We can't trade every breakout exactly, so what should we do when we miss a breakout trade?

1. If the price suddenly breaks out, wait for the previous resistance level support to retest

2. If the price retests the area, wait for a bullish signal to appear (e.g. hammer pattern, bullish engulfing pattern, etc.)

3. If there are entry conditions, the stop loss should be 1 ATR lower than the support level

Let's take a look at the following example:

Price retested the area and formed a bullish engulfing pattern

Head and shoulders pattern: the first retracement

The first pullback after a breakout is actually a good trading opportunity, because traders who missed the previous trading opportunity are eager to catch up with the trend for fear of missing out, so when the price breaks out to a new high and forms a new buying When entering pressure, buying pressure may be broken quickly.

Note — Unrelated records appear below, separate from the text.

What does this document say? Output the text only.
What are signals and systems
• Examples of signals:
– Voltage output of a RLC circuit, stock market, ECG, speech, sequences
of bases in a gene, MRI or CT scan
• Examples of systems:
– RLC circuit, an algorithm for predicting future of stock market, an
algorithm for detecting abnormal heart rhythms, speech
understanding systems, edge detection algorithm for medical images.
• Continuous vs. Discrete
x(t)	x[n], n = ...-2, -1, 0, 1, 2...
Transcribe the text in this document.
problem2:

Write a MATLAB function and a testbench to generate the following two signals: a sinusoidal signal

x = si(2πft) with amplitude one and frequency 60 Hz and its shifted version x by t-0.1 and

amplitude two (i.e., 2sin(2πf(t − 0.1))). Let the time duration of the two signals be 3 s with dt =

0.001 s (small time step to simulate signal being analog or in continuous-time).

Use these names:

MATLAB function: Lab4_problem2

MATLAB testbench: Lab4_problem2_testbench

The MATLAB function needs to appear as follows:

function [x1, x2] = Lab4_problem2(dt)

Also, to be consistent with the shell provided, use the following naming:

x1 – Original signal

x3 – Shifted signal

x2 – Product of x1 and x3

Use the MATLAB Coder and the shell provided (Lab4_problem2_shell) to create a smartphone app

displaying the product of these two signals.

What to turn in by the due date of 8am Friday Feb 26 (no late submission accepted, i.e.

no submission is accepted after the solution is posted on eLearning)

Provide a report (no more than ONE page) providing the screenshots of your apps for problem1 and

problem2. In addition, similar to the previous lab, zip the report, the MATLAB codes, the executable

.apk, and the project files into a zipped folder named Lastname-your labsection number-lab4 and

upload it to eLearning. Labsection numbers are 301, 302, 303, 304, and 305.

1. If you miss the breakthrough, don't rush to catch up with the market. On the contrary, it is better to wait for the price to pull back.

2. Ideally, the callback is small

3. If there is a pullback, go long when the swing high is broken, and the stop loss is 1 ATR below the swing low

As shown below:

How to choose the exit point?

There are two ways to exit a trade:

1. Price forecast

2. Trailing stop loss

1. Price forecast

In the chart analysis, calculate the distance between the head and the neck, and then add it to the breakout point, and the position of the upper high point is the take profit exit point. As shown below:

2. Trailing stop loss

Unlike forecasting, trailing stop loss does not use a fixed target point to take profit, the specific method is as follows:

Determine the type of trend to do (whether it is a short-term, medium-term or long-term trend)

With proper moving average trailing stop loss

Exit the trade when the price closes at the moving average.

As shown below:

Article source: Rayner Teo, an independent trader in Singapore, the most concerned trader, and the founder of the TradingwithRayner website.